I don't know how it worked for Jeff, but for me, I have been forced to focus out of necessity. In order to complete my Master's, teach full-time in a new job, settle into a new house, raise two kids, and take care of my husband with his illness (all of which seem like full-time jobs), I haven't been able to afford the luxury of distraction (much). Now that I have tenure in the new job, the degree completed, the boxes unpacked, and a routine somewhat established for the summer, I feel like perhaps I can breathe again.
Sorry I've been more of a lurker in the past few months. I still read the RSS feed, but haven't made enough time to respond. It has seemed a bit like you haven't had time for a comment dialog anyway.
Hope life is treating you well.
Claire
Actually, I'm disappointed. If the anonymous commenter had left out the f-bombs I could have left his comment for all to enjoy. As per the rules of this forum, stated clearly above the comment field for people making comments, profanity and hate speech will get your comment deleted.
Ledger's upcoming performance in Batman the Dark Knight will only make the waste of his life even more tragic. Drug abuse cannot be excused no matter how much we may like the person doing it. I stand by my earlier comments on the subject.
~Douglas
Anonymous ~ Sorry for the VERY late reply. I forgot to check back on this column for comments and that should be your first clue that I truly do have ADHD. I write about it all the time. Check this link: ADHD
I was diagnosed as hyperkinetic as a kid at 3 weeks old, according to my mother. I was on ritalin from 1st or 2nd grade all through high school (I graduated in 1984). ADHD was a term that cam in during the 80's. I remember researching hyperkinesis for fun (yes, I've always been a bit of a geek) in '85 when I was attending MassArt and learning that ADD and ADHD were the new terms of choice. Thank Heavens I dodged the "Minimal Brain Dysfunction" label. Geez, what sadist came up with that term?
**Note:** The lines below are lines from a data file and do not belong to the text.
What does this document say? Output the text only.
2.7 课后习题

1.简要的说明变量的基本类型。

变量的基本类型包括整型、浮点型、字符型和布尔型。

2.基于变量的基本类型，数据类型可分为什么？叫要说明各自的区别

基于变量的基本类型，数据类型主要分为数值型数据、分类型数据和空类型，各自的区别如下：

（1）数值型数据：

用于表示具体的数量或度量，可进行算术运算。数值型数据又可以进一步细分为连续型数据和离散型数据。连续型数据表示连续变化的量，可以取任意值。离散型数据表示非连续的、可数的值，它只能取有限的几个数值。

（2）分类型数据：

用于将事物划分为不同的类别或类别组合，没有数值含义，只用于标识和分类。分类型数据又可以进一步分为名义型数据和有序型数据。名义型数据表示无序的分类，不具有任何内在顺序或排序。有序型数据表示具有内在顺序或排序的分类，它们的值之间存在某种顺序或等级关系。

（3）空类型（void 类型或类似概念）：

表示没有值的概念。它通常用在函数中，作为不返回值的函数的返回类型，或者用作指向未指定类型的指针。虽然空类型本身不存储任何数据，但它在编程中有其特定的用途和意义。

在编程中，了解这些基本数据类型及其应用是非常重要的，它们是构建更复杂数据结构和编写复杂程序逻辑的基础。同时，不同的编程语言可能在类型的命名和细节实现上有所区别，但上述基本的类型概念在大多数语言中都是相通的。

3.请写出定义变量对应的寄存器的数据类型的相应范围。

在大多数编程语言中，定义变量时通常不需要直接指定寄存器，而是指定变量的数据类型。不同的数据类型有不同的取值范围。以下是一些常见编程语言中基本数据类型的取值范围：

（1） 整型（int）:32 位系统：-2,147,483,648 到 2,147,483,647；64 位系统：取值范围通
Nick ~ Nice to hear from you. Matt is not online. I think. Or he is. It depends. I never know for sure. He and I don't see a lot of each other anymore. I'll pass your email address to my Mum and ask her to forward your message along.
Claire ~ Thanks for popping by. I appreciate you taking time out of your busy schedule to stay in contact. Yes, the summer has been crazy. I'm looking forward to settling back into a regular schedule now that the girls are back in school.
I see you are very active on Facebook. I prefer Twitter for my socnet, Flickr for my photos. Haven't been sucked into FB too much. ;)
Life is treating me well, and I'm glad to hear you have made your goals. Well done!
Annie & Brony ~ Thanks!
Phew! That was a lot of catching up to do. One of those things I planned on getting back to but never seemed to remember. Thanks for all your fantastic comments.